Autrefois fée, princesse bien entourée, aujourd'hui créature mortelle et solitaire, l'ensorcelée s'interroge : quel bon génie donne soudain vie à son reflet pour qu'il lui tienne compagnie ? Le collier maudit a disparu du cou du cygne noir qui lui sourit du regard, ce bijou maudit qui lui rappelle sa vanité d'autrefois.

Dans la nuit, le ciel piqueté d'épingles adamantines se ride comme un tissu de moire froissé. Le sombre reflet se détache de l'oiseau lumineux, émerge de l'eau, ruisselant, face à son double au cœur palpitant d'espoir. Cygne blanc face à cygne noir, jour et nuit, espoir déçu face à la cruauté d'un ardent regard.

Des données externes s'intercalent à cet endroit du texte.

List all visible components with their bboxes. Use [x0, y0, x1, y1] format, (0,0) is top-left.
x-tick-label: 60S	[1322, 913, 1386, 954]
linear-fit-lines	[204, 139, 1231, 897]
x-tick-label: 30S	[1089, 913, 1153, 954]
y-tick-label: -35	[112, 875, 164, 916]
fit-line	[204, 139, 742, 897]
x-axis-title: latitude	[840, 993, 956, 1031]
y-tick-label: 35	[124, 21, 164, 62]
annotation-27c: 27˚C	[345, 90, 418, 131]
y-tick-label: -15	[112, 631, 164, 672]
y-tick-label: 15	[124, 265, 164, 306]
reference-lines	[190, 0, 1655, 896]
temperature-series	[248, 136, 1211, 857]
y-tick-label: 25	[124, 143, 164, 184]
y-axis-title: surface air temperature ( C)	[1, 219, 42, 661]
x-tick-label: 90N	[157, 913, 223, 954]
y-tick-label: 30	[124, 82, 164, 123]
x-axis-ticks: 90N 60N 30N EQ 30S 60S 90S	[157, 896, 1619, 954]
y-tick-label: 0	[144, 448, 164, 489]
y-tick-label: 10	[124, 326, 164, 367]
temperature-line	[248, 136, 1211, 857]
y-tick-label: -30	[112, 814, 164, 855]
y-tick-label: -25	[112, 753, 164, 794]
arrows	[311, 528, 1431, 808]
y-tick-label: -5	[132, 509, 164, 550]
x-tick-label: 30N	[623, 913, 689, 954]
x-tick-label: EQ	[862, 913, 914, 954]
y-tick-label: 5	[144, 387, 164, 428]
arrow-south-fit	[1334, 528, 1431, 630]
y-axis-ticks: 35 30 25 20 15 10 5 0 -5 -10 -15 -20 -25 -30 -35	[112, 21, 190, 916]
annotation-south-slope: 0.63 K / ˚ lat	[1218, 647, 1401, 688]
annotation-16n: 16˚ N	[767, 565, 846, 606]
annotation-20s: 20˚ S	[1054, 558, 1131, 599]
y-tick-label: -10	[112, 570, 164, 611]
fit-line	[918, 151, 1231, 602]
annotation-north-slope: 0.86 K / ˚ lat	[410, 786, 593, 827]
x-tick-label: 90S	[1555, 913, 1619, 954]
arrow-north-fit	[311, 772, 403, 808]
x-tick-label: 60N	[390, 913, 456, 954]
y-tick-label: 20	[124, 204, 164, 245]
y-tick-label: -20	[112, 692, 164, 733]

Autrefois fée, attirant l'amour, aujourd'hui créature malheureuse ayant donné son cœur à un prince chasseur, l'ensorcelée commence à comprendre en voyant le magicien des eaux émerger des roseaux. Le cygne noir qui lui avait donné tant d'espoir se tourne vers le cruel sorcier. D'un battement de ses ailes d'ébène, l'oiselle quitte le miroir du lac...

Dans la nuit, le ciel piqueté d'épingles adamantines se ride comme un tissu de moire froissé. Le cygne noir, dans une brume ensorcelée, grandit, ses pattes s'allongent en jambes fuselées, ses ailes perdent leurs plumes, deviennent bras admirablement formés, son corps rond se change en buste délié, et son visage... son visage est celui du cygne blanc avant qu'il ne fût métamorphosé.

Autrefois fée, par l'âme comme par la beauté, aujourd'hui oiseau pataud dès lors qu'il ne danse plus sur l'eau, l'ensorcelée sent l'amour et la vie lui échapper. Celui qu'elle aime sera séduit par son double sulfureux au regard provocateur, celui qu'elle aime oubliera sa pureté, sa candeur d'astre timide pour la chaleur, la malice de la doppelgänger.

Cygne blanc, cygne noir, au premier la mort, au deuxième la victoire.